Symposia

S6.4 Natural History Collections in Latin America: a central piece in the puzzle of the discovery and conservation of global biodiversity

Organiser:

Amalia Diaz1

1Instituto de Investigacion de Recursos Biologicos Alexander von Humboldt, Villa De Leyva, Colombia

Curiosity of human kind and its natural tendency to collect, treasure and describe the unknown, are powerful reasons that explain why nowadays our world has one of the most important resources to document biodiversity: natural history collections. They constitute the physical repository of the natural world and are invaluable treasures thanks to which we are able to discover new species, reconstruct their evolutionary history and patterns of distribution, track changes in species composition and morphology over time, prioritize areas and taxonomic groups for conservation, and lead education programs, just to name a few of their uses. In other words, biological collections are crucial to discover and understand the natural world. Latin America is a vast area that runs from Mexico to Argentina and includes six of the ten most biodiverse countries in the world (Brazil, Colombia, Mexico, Perú, Ecuador, and Venezuela) and six biogeographic regions identified as Biodiversity Hotspots because of accelerated habitat destruction: Mesoamérica, Atlantic Forest (Brazil, Paraguay, Argentina), Cerrado (Brazil), Valdivian temperate rain forests (Chile, Argentina), Tumbes-Chocó-Magdalena (Panamá, Colombia, Ecuador, Perú), and Tropical Andes (Venezuela, Colombia, Ecuador, Perú, Bolivia).
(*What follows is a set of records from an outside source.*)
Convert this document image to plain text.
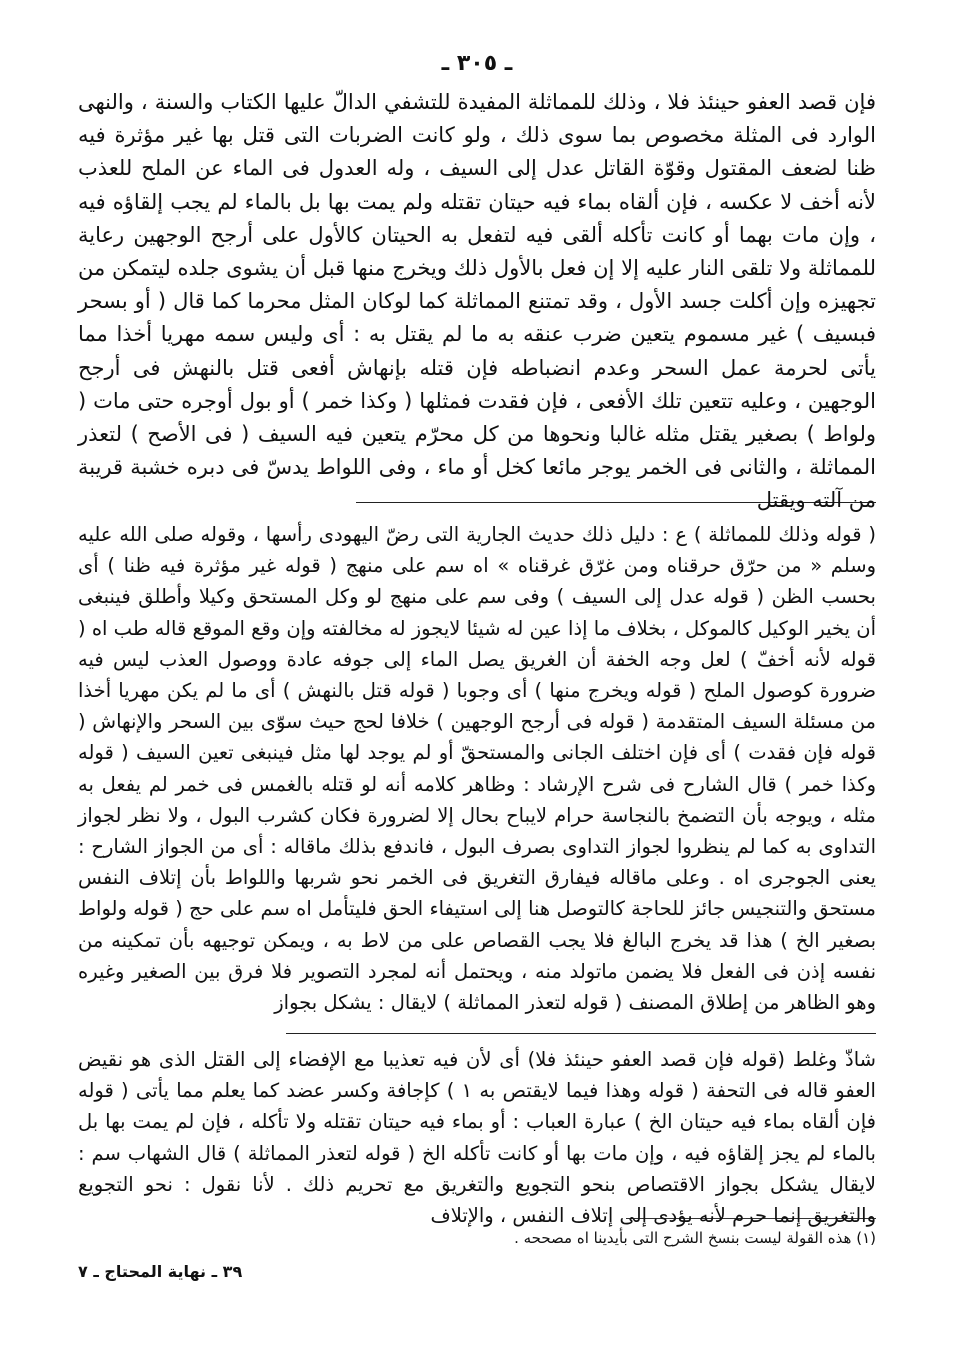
ـ ٣٠٥ ـ
فإن قصد العفو حينئذ فلا ، وذلك للمماثلة المفيدة للتشفي الدالّ عليها الكتاب والسنة ، والنهى الوارد فى المثلة مخصوص بما سوى ذلك ، ولو كانت الضربات التى قتل بها غير مؤثرة فيه ظنا لضعف المقتول وقوّة القاتل عدل إلى السيف ، وله العدول فى الماء عن الملح للعذب لأنه أخف لا عكسه ، فإن ألقاه بماء فيه حيتان تقتله ولم يمت بها بل بالماء لم يجب إلقاؤه فيه ، وإن مات بهما أو كانت تأكله ألقى فيه لتفعل به الحيتان كالأول على أرجح الوجهين رعاية للمماثلة ولا تلقى النار عليه إلا إن فعل بالأول ذلك ويخرج منها قبل أن يشوى جلده ليتمكن من تجهيزه وإن أكلت جسد الأول ، وقد تمتنع المماثلة كما لوكان المثل محرما كما قال ( أو بسحر فبسيف ) غير مسموم يتعين ضرب عنقه به ما لم يقتل به : أى وليس سمه مهريا أخذا مما يأتى لحرمة عمل السحر وعدم انضباطه فإن قتله بإنهاش أفعى قتل بالنهش فى أرجح الوجهين ، وعليه تتعين تلك الأفعى ، فإن فقدت فمثلها ( وكذا خمر ) أو بول أوجره حتى مات ( ولواط ) بصغير يقتل مثله غالبا ونحوها من كل محرّم يتعين فيه السيف ( فى الأصح ) لتعذر المماثلة ، والثانى فى الخمر يوجر مائعا كخل أو ماء ، وفى اللواط يدسّ فى دبره خشبة قريبة من آلته ويقتل
( قوله وذلك للمماثلة ) ع : دليل ذلك حديث الجارية التى رضّ اليهودى رأسها ، وقوله صلى الله عليه وسلم « من حرّق حرقناه ومن غرّق غرقناه » اه سم على منهج ( قوله غير مؤثرة فيه ظنا ) أى بحسب الظن ( قوله عدل إلى السيف ) وفى سم على منهج لو وكل المستحق وكيلا وأطلق فينبغى أن يخير الوكيل كالموكل ، بخلاف ما إذا عين له شيئا لايجوز له مخالفته وإن وقع الموقع قاله طب اه ( قوله لأنه أخفّ ) لعل وجه الخفة أن الغريق يصل الماء إلى جوفه عادة ووصول العذب ليس فيه ضرورة كوصول الملح ( قوله ويخرج منها ) أى وجوبا ( قوله قتل بالنهش ) أى ما لم يكن مهريا أخذا من مسئلة السيف المتقدمة ( قوله فى أرجح الوجهين ) خلافا لحج حيث سوّى بين السحر والإنهاش ( قوله فإن فقدت ) أى فإن اختلف الجانى والمستحقّ أو لم يوجد لها مثل فينبغى تعين السيف ( قوله وكذا خمر ) قال الشارح فى شرح الإرشاد : وظاهر كلامه أنه لو قتله بالغمس فى خمر لم يفعل به مثله ، ويوجه بأن التضمخ بالنجاسة حرام لايباح بحال إلا لضرورة فكان كشرب البول ، ولا نظر لجواز التداوى به كما لم ينظروا لجواز التداوى بصرف البول ، فاندفع بذلك ماقاله : أى من الجواز الشارح : يعنى الجوجرى اه . وعلى ماقاله فيفارق التغريق فى الخمر نحو شربها واللواط بأن إتلاف النفس مستحق والتنجيس جائز للحاجة كالتوصل هنا إلى استيفاء الحق فليتأمل اه سم على حج ( قوله ولواط بصغير الخ ) هذا قد يخرج البالغ فلا يجب القصاص على من لاط به ، ويمكن توجيهه بأن تمكينه من نفسه إذن فى الفعل فلا يضمن ماتولد منه ، ويحتمل أنه لمجرد التصوير فلا فرق بين الصغير وغيره وهو الظاهر من إطلاق المصنف ( قوله لتعذر المماثلة ) لايقال : يشكل بجواز
شاذّ وغلط (قوله فإن قصد العفو حينئذ فلا) أى لأن فيه تعذيبا مع الإفضاء إلى القتل الذى هو نقيض العفو قاله فى التحفة ( قوله وهذا فيما لايقتص به ١ ) كإجافة وكسر عضد كما يعلم مما يأتى ( قوله فإن ألقاه بماء فيه حيتان الخ ) عبارة العباب : أو بماء فيه حيتان تقتله ولا تأكله ، فإن لم يمت بها بل بالماء لم يجز إلقاؤه فيه ، وإن مات بها أو كانت تأكله الخ ( قوله لتعذر المماثلة ) قال الشهاب سم : لايقال يشكل بجواز الاقتصاص بنحو التجويع والتغريق مع تحريم ذلك . لأنا نقول : نحو التجويع والتغريق إنما حرم لأنه يؤدى إلى إتلاف النفس ، والإتلاف
(١) هذه القولة ليست بنسخ الشرح التى بأيدينا اه مصححه .
٣٩ ـ نهاية المحتاج ـ ٧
This means that in Latin America, species are being discovered at a higher rate than in other regions of the world, and at the same time it requires urgent efforts of conservation to prevent extinction in such biodiverse part of the planet. Natural history collections in the region are key in the achievement of this goal and persist in their mission, some of them even facing isolation, political and economic challenges. With this symposium we want to provide an overview of the current state of natural history collections in Latin America, their contributions to the knowledge of biodiversity and world change, challenges, and opportunities to connect and collaborate with collections and researchers around the world.